Dans les évangiles, on voit que Marie est discrète mais bien présente, particulièrement dans les moments décisifs, depuis l’Annonciation. Jésus n’avait pas prévu de faire son premier miracle à Cana, mais c’est la prière insistante de Marie qui obtient tout, parce qu’elle a tout pouvoir sur le cœur de son fils. Et Jésus en a voulu ainsi, il commence alors sa mission grâce à Marie. 


Marie est présente au calvaire où Jésus nous la donne comme mère. Dépositaire de la mission de Jésus depuis le début, Marie est le rappel de cette alliance entre Dieu et l’homme. Elle a connu Dieu en sa chair, elle est le signe de cette collaboration entre la grâce et la nature. 


Chers frères et sœurs, aujourd’hui nous célébrons Marie comme mère de Dieu, elle qui a donné chair au corps de Jésus, mais qui a également permis à sa divinité de venir jusqu’à nous.

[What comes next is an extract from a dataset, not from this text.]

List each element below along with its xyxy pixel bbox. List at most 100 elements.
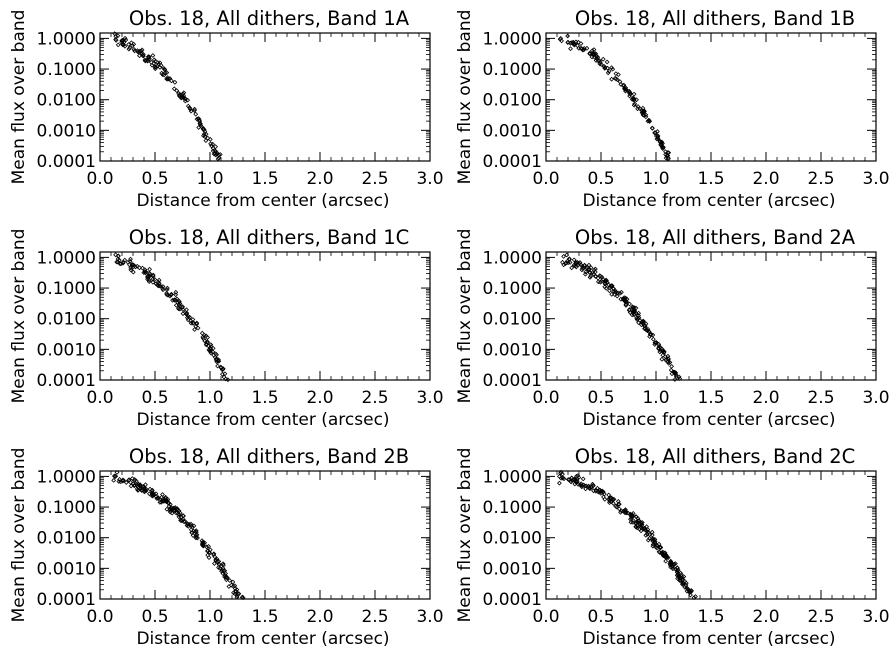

Jésus est totalement Dieu, elle n’est donc pas seulement mère de Jésus, mais mère de Dieu. 


En ce début d’année, prenons Marie, mère de notre foi, dans notre prière quotidienne, afin de nous rapprocher de Jésus. Confions lui toutes nos intentions, notre désir d’être toujours plus proche de son fils. Demandons-lui la paix du cœur, et que derrière les difficultés de notre vie se trouve toujours l’espérance de vivre avec le Christ. Amen.